To paraphrase the Hobgoblin advert-"What's the matter Mr Lees-Jones, afraid you might have compettion?"


Anonymous said…
Has he been drinking that pisswater he calls beer?
RedNev said…
I'm afraid his argument is simply refuted with one word: Wetherspoons. They have taken over failing pubs and turning them into almost overnight success stories. If they can make pubs that are, by Lees-Jones' logic, surplus to requirements, then there is no reason why the former owners couldn't have done the same.

Well, there is, I suppose: most pub companies are not good at the pub business. 'Spoons is a small player in the game (their pub estate is less than 10% the size of Punch Taverns') so, whether you like them or not, they have an approach to business that works, unlike - it seems to me - most of the big boys.
Barry said…
Very silly and unhelpful. But what do you expect from a middle of the road family brewer?
Dennis said…
I presume ROB Camra will be communicating their official displeasure.

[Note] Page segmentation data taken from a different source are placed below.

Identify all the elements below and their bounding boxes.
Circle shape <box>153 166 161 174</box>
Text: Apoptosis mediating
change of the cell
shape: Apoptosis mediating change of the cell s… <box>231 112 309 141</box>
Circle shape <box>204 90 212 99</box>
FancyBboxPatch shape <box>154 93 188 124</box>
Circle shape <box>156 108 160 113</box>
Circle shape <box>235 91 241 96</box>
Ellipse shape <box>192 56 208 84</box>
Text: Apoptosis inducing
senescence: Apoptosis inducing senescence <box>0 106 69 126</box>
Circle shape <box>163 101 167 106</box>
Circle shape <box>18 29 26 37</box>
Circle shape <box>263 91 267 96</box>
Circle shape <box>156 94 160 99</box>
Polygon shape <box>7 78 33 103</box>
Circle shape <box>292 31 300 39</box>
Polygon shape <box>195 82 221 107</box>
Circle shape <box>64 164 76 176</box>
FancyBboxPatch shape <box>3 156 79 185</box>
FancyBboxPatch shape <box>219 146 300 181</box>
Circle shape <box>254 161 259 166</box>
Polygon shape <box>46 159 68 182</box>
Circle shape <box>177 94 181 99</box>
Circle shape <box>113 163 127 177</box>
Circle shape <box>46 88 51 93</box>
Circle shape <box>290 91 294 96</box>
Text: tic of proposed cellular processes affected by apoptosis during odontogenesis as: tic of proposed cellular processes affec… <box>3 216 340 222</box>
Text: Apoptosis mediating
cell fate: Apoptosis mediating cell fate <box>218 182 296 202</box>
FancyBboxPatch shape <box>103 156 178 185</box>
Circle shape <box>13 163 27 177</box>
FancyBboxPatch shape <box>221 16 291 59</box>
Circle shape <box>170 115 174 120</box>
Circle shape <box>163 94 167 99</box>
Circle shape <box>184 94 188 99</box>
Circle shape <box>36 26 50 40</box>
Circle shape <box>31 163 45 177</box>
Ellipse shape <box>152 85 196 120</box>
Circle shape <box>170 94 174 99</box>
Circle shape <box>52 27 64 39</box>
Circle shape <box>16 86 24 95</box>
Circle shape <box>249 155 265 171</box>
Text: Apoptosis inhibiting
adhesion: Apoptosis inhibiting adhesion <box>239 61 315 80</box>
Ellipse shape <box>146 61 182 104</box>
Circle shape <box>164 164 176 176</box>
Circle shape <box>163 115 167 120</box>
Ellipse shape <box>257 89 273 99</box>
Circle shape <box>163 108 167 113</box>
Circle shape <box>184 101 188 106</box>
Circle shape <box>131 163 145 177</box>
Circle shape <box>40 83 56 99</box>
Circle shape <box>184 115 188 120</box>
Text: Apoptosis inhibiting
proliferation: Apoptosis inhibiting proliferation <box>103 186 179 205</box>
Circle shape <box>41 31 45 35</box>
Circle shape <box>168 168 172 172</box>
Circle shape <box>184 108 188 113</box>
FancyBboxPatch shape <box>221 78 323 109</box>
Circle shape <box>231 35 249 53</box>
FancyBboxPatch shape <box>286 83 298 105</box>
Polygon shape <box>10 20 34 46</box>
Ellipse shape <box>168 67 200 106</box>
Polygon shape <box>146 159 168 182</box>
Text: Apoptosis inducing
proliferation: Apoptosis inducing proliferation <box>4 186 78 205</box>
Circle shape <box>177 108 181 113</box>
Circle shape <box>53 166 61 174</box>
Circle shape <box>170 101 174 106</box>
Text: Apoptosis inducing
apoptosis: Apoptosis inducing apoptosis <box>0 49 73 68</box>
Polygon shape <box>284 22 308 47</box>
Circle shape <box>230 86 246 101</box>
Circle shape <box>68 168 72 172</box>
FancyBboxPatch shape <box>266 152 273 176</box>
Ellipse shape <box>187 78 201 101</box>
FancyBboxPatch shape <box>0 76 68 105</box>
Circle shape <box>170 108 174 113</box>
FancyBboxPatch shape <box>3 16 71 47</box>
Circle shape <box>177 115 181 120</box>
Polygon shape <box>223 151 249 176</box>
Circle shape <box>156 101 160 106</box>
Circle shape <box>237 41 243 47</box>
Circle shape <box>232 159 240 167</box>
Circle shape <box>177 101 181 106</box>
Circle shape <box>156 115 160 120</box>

JW Lees'cask ales are already an affront to the beer drinker (except those with the most jaded of palates), now they show their politics to be an affront to any self-respecting pub goer! Perhaps they should stick to what they do best...Carlsberg
Martin said…
Talk about self interest! These pubcos want to get in the real world.But should we be surprised? They have been ignoring customers best interests for years.
Dr Doolittle said…
You are correct in asking what EXACTLY the local CAMRA will do about this. I have written to Lees BEFORE and received no response.
Anonymous said…
I hope that Tandleman when he next enjpys a meal of oysters with this gentleman will bring this to his attention.
Curmudgeon said…
@RedNev - although Wetherspoons may only have about a tenth the pubs as Punch, their sales will be much more than a tenth as their pubs are on average much bigger. And they wouldn't touch most failing pubs with a bargepole.

Two points on this:

1. It doesn't automatically follow that if you close Pub A, all or indeed most of its customers will redistribute themselves to Pubs B or C - they may well have very good reasons for not wanting to go there.

2. In most "overpubbed" areas there's now no shortage of closed pubs that would-be entrepreneurs could take over if they so wished, so it's hard to see what Lees are afraid of.

It would be interested to see an example where Lees-Jones thinks this policy has actually "worked".